Scientists Discover Ancient Fish Trap in Southeast Alaska
A remotely operated underwater vehicle provided by Sunfish, Inc. explores a stone fish trap in Shakan Bay, on the west side of Prince of Wales Island.
A semicircle of stones beneath Shakan Bay, on the west side of Prince of Wales Island, could be the oldest fish weir ever found.
“Bouncing with Excitement”
Scientists estimate the structure was assembled at least 11,100 years ago, based on sea level reconstruction.
“The extrapolated 11,100-year date is actually quite late,” says co-principal investigator Kelly Monteleone, an archaeologist at the University of Calgary. “I anticipate we will find evidence in Southeast Alaska that dates it to at least 16,000 years ago.”
The structure was first found in 2010 by use of side-scan sonar technology, which detects and images objects on the seafloor.

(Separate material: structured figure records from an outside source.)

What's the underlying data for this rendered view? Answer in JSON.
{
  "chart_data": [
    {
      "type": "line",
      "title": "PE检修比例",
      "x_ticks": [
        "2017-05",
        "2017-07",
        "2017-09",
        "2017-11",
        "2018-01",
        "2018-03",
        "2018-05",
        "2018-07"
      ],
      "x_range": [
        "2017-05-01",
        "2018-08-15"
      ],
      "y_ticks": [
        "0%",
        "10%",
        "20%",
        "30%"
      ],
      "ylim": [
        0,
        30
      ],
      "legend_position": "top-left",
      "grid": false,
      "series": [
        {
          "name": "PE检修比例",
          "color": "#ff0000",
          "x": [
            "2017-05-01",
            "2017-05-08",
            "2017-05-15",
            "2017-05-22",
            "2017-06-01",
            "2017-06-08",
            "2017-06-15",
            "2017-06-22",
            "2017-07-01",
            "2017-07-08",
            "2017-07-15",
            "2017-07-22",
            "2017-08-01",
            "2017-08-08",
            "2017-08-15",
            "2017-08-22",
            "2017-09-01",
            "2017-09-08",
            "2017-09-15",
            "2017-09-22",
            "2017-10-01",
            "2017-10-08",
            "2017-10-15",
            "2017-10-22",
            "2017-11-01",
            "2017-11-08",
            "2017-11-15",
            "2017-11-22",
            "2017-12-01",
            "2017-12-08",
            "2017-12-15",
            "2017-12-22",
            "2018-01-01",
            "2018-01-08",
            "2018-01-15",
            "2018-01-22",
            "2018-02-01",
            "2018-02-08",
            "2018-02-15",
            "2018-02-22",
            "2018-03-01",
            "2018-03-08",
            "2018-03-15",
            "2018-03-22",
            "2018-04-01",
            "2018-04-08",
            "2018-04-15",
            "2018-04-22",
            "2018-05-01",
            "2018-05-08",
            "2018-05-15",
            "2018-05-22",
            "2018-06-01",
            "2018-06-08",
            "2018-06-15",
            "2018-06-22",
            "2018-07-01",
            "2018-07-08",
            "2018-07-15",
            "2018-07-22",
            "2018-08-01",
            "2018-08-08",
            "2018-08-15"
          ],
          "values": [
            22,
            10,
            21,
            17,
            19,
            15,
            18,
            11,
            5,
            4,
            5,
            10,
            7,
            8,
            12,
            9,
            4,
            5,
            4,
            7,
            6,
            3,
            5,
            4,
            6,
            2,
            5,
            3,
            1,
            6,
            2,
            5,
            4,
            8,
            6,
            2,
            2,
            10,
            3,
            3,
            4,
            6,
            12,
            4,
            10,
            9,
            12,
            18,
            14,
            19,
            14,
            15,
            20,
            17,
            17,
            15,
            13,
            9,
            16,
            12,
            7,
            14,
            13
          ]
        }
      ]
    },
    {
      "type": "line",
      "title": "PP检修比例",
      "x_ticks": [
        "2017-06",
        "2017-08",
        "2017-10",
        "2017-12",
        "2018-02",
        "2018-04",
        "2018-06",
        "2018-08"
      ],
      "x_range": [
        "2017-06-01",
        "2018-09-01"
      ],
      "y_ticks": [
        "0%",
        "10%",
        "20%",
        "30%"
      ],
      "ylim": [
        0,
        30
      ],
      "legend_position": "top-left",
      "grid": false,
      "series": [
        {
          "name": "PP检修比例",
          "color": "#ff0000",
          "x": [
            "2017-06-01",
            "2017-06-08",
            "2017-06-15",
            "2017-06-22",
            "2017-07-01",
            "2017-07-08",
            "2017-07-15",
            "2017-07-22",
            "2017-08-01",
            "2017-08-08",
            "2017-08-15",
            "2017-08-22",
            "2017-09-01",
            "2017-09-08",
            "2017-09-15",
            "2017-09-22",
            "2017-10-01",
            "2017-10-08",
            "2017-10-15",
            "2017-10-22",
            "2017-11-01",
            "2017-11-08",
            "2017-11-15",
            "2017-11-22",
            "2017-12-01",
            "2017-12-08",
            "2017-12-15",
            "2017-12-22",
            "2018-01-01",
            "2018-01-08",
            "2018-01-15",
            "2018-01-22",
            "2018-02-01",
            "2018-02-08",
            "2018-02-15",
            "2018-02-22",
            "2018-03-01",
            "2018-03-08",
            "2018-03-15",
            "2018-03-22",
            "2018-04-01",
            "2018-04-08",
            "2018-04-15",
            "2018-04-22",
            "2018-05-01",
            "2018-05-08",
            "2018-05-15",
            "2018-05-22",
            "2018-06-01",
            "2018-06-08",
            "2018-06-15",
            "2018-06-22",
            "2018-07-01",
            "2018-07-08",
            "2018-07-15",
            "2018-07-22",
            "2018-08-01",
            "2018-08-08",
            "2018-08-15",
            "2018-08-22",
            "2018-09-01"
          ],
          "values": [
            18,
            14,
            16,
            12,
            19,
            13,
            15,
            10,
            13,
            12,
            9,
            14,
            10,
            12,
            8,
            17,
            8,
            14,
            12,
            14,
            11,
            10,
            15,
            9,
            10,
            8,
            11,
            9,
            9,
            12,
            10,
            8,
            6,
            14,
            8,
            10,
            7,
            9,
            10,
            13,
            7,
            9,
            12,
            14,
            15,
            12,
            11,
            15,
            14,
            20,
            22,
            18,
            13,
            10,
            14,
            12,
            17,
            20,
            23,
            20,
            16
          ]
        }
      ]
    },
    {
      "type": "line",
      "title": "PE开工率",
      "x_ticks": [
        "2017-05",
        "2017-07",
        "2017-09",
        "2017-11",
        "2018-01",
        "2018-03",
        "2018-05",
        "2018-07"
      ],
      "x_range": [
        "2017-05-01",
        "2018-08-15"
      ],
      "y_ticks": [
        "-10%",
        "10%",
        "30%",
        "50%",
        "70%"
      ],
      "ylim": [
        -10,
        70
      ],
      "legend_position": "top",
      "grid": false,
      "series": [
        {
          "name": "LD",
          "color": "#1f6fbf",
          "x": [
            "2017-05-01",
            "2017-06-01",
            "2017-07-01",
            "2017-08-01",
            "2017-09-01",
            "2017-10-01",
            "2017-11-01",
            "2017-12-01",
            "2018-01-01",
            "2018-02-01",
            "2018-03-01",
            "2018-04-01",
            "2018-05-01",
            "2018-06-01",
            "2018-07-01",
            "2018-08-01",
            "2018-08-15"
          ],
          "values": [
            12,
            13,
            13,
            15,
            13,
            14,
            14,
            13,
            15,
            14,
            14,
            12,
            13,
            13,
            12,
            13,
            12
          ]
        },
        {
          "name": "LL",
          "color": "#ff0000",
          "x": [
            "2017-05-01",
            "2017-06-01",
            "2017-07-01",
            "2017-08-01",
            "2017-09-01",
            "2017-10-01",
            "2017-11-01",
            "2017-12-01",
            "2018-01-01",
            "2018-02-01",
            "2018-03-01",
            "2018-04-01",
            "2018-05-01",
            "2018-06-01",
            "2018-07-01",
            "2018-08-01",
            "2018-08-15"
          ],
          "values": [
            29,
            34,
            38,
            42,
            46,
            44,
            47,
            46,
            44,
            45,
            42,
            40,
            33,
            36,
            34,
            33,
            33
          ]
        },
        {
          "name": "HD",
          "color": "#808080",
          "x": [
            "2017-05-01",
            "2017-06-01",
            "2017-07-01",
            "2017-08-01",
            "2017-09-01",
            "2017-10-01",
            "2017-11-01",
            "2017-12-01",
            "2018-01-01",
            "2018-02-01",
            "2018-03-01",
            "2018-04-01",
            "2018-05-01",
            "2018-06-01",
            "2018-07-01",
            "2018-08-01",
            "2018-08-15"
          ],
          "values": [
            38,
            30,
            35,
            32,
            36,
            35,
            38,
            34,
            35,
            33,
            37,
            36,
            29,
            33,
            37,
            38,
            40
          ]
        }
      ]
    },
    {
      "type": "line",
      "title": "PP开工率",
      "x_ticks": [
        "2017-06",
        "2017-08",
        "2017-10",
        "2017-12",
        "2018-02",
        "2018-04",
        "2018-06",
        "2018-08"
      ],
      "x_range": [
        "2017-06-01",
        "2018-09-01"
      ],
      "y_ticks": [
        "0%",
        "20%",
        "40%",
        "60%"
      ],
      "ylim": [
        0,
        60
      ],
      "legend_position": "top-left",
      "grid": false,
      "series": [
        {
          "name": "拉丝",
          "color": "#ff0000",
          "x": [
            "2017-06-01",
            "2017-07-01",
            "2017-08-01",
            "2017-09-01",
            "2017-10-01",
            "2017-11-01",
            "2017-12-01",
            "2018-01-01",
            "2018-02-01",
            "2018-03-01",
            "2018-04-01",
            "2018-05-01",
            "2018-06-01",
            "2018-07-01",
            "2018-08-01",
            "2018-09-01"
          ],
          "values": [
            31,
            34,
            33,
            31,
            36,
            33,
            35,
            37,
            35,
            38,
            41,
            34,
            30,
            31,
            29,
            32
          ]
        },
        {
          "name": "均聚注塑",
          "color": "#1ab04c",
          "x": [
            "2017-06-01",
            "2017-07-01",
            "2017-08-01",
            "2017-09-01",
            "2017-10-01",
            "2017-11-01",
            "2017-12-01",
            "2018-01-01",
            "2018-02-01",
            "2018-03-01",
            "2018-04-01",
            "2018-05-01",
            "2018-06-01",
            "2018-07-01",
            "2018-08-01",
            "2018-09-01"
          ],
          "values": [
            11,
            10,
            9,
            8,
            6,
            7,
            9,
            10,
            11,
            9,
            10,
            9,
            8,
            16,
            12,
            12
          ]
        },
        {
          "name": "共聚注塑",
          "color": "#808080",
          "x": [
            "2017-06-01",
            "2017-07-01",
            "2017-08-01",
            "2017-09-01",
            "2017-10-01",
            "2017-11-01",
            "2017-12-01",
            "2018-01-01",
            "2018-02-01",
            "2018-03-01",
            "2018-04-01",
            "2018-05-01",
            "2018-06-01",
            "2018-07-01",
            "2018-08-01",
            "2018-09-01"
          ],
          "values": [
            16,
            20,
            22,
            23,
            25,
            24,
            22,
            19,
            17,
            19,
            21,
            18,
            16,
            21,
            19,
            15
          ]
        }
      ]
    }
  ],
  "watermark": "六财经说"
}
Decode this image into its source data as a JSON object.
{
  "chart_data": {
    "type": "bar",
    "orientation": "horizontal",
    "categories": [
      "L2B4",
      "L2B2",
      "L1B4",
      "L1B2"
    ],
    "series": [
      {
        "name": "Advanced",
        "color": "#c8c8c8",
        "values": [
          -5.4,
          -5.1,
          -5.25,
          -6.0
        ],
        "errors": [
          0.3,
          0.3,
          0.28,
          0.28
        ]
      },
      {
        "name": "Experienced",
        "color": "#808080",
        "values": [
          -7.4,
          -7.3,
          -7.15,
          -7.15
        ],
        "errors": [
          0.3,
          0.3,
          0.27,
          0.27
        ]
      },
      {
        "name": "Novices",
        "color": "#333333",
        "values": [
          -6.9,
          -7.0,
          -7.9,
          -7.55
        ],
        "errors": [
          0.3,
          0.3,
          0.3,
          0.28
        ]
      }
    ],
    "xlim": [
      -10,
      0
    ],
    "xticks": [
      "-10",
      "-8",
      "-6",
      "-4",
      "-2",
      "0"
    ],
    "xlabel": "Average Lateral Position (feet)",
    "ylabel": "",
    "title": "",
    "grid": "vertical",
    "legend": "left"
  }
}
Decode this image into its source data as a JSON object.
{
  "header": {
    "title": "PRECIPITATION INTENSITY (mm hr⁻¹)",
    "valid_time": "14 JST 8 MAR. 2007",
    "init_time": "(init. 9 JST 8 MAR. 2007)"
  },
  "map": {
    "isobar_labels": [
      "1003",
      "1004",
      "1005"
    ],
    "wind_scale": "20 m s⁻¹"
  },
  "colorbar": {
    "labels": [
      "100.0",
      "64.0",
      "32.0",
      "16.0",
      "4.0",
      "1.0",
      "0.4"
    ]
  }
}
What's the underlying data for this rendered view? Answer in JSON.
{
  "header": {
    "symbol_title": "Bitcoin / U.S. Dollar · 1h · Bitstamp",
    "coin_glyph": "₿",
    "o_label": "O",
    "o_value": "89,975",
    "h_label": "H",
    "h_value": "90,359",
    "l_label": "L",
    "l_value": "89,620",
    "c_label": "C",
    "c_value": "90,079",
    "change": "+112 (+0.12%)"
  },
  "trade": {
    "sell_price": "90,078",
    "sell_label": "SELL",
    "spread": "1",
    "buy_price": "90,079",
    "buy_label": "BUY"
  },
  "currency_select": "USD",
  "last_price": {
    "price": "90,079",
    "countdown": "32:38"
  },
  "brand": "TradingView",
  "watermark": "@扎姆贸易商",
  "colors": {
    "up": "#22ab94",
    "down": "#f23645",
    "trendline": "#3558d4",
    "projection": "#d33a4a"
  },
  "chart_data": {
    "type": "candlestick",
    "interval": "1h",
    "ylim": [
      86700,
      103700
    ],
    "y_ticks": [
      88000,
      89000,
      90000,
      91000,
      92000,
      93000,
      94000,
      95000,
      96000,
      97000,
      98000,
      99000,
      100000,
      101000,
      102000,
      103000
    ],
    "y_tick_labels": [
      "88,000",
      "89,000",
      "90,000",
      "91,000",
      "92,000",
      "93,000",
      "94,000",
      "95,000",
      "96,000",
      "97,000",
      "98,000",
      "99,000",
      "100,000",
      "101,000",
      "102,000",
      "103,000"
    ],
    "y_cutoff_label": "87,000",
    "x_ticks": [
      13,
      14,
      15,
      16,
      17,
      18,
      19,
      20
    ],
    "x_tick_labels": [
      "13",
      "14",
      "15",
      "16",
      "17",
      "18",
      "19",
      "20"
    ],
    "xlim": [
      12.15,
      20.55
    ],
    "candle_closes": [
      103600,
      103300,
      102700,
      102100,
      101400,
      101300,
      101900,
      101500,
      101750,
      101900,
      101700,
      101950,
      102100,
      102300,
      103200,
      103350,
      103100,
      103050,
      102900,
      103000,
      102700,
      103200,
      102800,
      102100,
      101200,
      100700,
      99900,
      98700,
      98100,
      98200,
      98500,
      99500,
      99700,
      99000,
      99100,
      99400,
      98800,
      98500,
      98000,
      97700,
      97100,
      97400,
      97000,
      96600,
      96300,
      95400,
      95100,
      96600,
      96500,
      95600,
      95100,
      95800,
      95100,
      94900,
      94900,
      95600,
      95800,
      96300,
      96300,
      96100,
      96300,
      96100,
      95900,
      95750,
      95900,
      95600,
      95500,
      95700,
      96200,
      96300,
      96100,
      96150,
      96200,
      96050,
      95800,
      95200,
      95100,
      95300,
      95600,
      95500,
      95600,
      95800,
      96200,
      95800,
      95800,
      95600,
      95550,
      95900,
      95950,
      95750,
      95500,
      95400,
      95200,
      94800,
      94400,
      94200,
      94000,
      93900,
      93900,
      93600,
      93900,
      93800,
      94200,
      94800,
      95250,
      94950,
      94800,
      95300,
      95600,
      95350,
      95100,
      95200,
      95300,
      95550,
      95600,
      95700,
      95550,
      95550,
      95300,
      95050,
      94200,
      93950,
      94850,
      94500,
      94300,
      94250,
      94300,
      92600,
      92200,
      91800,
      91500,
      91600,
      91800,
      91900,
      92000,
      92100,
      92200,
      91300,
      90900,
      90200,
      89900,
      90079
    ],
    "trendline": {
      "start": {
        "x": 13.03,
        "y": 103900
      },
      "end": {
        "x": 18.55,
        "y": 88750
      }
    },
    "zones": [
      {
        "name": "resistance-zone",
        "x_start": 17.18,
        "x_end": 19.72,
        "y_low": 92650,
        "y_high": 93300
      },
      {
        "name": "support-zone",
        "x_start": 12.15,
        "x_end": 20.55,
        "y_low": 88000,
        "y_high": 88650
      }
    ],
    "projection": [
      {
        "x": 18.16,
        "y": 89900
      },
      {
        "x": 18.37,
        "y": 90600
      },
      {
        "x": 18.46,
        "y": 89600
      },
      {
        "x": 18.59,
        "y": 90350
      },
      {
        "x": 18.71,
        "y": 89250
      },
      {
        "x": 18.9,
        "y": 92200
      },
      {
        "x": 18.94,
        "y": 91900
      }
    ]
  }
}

Scientists suspected the vague image to be that of a stone weir, but mostly due to funding constraints, the team was not able to confirm their hypothesis.
The scientists, in partnership with Sealaska Heritage Institute (SHI), returned to the site earlier this year with the help of Sunfish, Inc., a robotics company specializing in undersea exploration and inspection.
“The entire vessel was bouncing with excitement when we realized it was indeed a weir,” says Monteleone, who was piloting the underwater craft. “Personally, I felt relief after a decade of saying this was a weir. Finally confirming the location was satisfying and exhilarating.”
Stone weirs, or tidal fish traps, were typically low arched walls made of boulders and sited across gullies. The weirs were built so that during high tide, the fish would swim over the stone walls, and as the tide ebbed, the fish would be trapped behind them, allowing fishers to catch them with nets, spears, and other means.
“Those stacked rocks. That is exactly what I was told it would look like,” says Sealaska shareholder Roby Medina, captain of the Klawock-based vessel Showtime, which was used to conduct this year’s underwater surveys.
Fish weirs—which also were made of other materials, such as reeds or wooden posts—were commonly used around the world in ancient times, and other stone weirs have been documented in Southeast Alaska. However, this is by far the oldest one ever found, and it is the first one ever confirmed underwater in North America.
Great Antiquity
A remote underwater vehicle explores a semicircle of stones, which appear to have been stacked when Shakan Bay, on the west side of Prince of Wales Island, had a lower sea level.
Prior to the discovery, the oldest known weirs dated from 7,500 to 8,000 years ago. In Southeast Alaska, the oldest dated weir is 5,740 to 5,490 calendar years old, Monteleone says.
Previous scientific studies confirmed that Indigenous people lived in Southeast Alaska at least 10,000 years ago, so the age of the weir pushes the date of human habitation in the region even earlier.
“It further substantiates the great antiquity of Native people in Southeast Alaska,” says SHI President Rosita Worl, an anthropologist by training. “It also demonstrates that Native people had acquired knowledge about salmon behavior and migrations, then developed the technology to harvest a significant number of salmon.”
Worl and the research team agree that people were likely in Southeast Alaska a few thousand years prior to the construction of the Shakan Bay weir.
“It would have taken time for our people to learn enough about the environment and fish behavior to develop the technology to make the weir and to fish it successfully,” Worl says.
The team includes Monteleone’s co-principal investigator, Kristof Richmond of Sunfish Inc.; Vera Pospelova, who specializes in dinoflagellate cyst analysis at the University of Minnesota; Nancy Bigelow of UAF, who specializes in microfossil and pollen analysis; lead diver Jill Heinerth; Vickie Siegel, the field operations manager for Sunfish; and additional Sunfish team members.
“I am excited that we are able to use science and technology to substantiate our beliefs and oral traditions that say we have lived in Southeast Alaska since time immemorial and to incorporate our knowledge into these narratives,” Worl says.
The research team is continuing to explore underwater caves in Southeast Alaska for evidence of early human occupation.